I would be interested to know what the relationship between the 'weight of N cycles' line and the weight of the final matrix is; obviously I didn't want to run nine redundant huge linear-algebra jobs, and -nc1 doesn't build the matrix whilst -nc2 builds it and runs it. N is the size of the matrix and it's roughly square ... would it be possible to add a -nc1.5 which builds the matrix, tells you how big it is and stops?

I was getting about a million relations per CPU-day on this project, so I wonder whether it's actually large enough that sieving beyond the first point that a matrix could be built would be sensible. Probably not; a 2.7M matrix would, all else equal, take 1.5 times as long to run as a 2.2M matrix, so I've saved six CPU-hours by spending a CPU-week.

Can anyone think of anything else useful I can do with this dataset? It's about 2.3G gzipped and I'm used to posting DVDs by now.

[jasonp]

I'll have to look more carefully at your numbers. To build but not solve the matrix, you can just call exit(-1) around line 592 of gnfs/gf2.c and then recompile.
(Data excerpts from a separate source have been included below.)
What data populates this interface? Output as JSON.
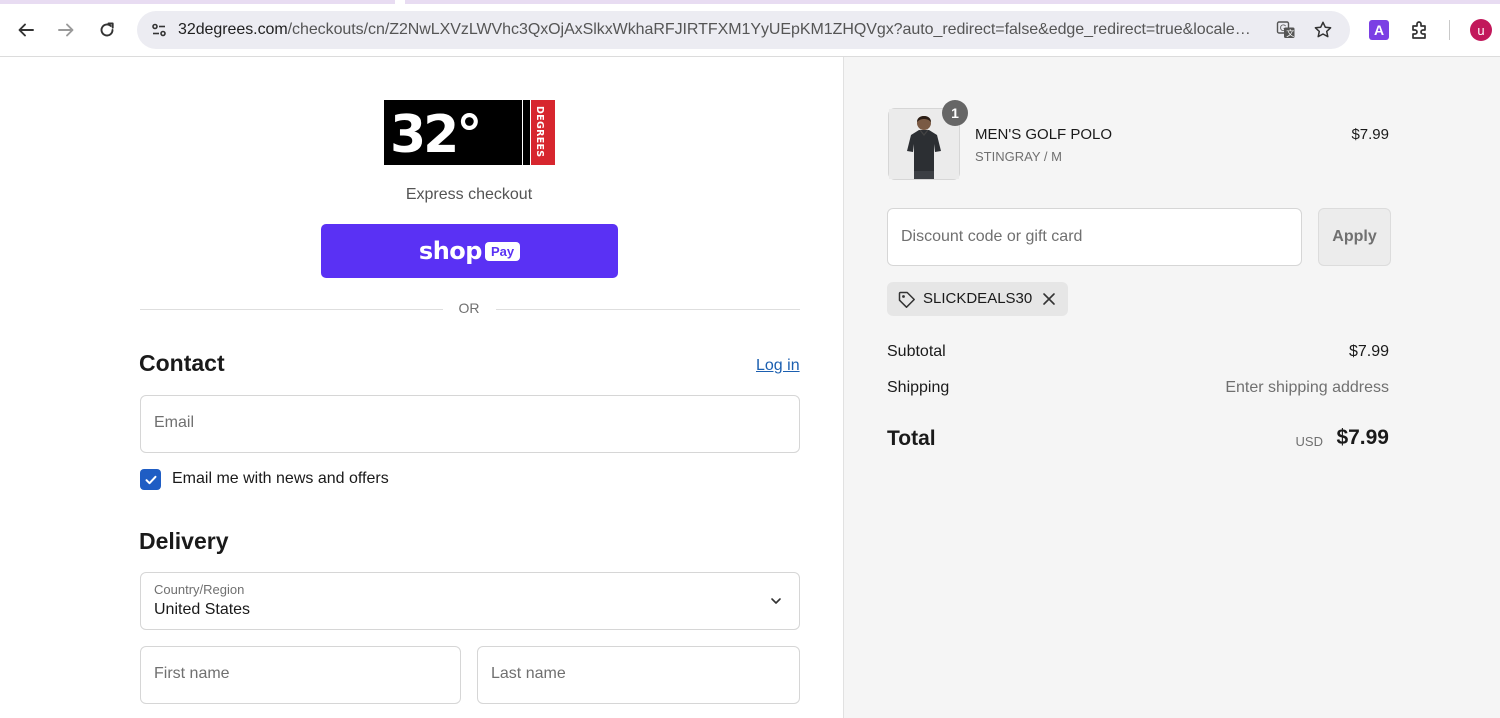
{
  "browser": {
    "url_host": "32degrees.com",
    "url_path": "/checkouts/cn/Z2NwLXVzLWVhc3QxOjAxSlkxWkhaRFJIRTFXM1YyUEpKM1ZHQVgx?auto_redirect=false&edge_redirect=true&locale=en-U...",
    "extension_label": "A",
    "avatar_initial": "u"
  },
  "brand": {
    "logo_text": "32°",
    "logo_side_text": "DEGREES"
  },
  "express": {
    "label": "Express checkout",
    "shoppay_shop": "shop",
    "shoppay_pay": "Pay",
    "or_label": "OR"
  },
  "contact": {
    "heading": "Contact",
    "login_link": "Log in",
    "email_placeholder": "Email",
    "newsletter_label": "Email me with news and offers",
    "newsletter_checked": true
  },
  "delivery": {
    "heading": "Delivery",
    "country_label": "Country/Region",
    "country_value": "United States",
    "first_name_placeholder": "First name",
    "last_name_placeholder": "Last name"
  },
  "summary": {
    "item": {
      "quantity": "1",
      "name": "MEN'S GOLF POLO",
      "variant": "STINGRAY / M",
      "price": "$7.99"
    },
    "discount_placeholder": "Discount code or gift card",
    "apply_label": "Apply",
    "applied_code": "SLICKDEALS30",
    "subtotal_label": "Subtotal",
    "subtotal_value": "$7.99",
    "shipping_label": "Shipping",
    "shipping_value": "Enter shipping address",
    "total_label": "Total",
    "total_currency": "USD",
    "total_value": "$7.99"
  },
  "colors": {
    "shoppay": "#5a31f4",
    "link": "#1b5fb0",
    "checkbox": "#1f5dc4",
    "logo_red": "#d7262e"
  }
}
The progression of percentage excess is the same for many different runs because clique processing reduces excess above 70% down to exactly 70%, and different factorizations have the same filtering behavior beyond that point. Right now if msieve is doing the sieving it pushes for 70% excess or more, whereas if you're just completing a factorization it wants at least 8% excess.

When the filtering completes, the cycle weight reported is a (fairly accurate) approximation; the figure does not account for ideals below 100, along with incidental cancellation among the ideals that were not tracked. Experience shows that when the matrix is built the average number of nonzeros per column is about 6 higher than this figure. Counts of nonzeros reported in the linear algebra are exact.

I suppose oversieving is useful if the matrix threatens to not fit in memory, but for big jobs it's pretty clear you should just go ahead with the postprocessing at the first opportunity. No need to mail a DVD this time, I've already taken too much of your beer money.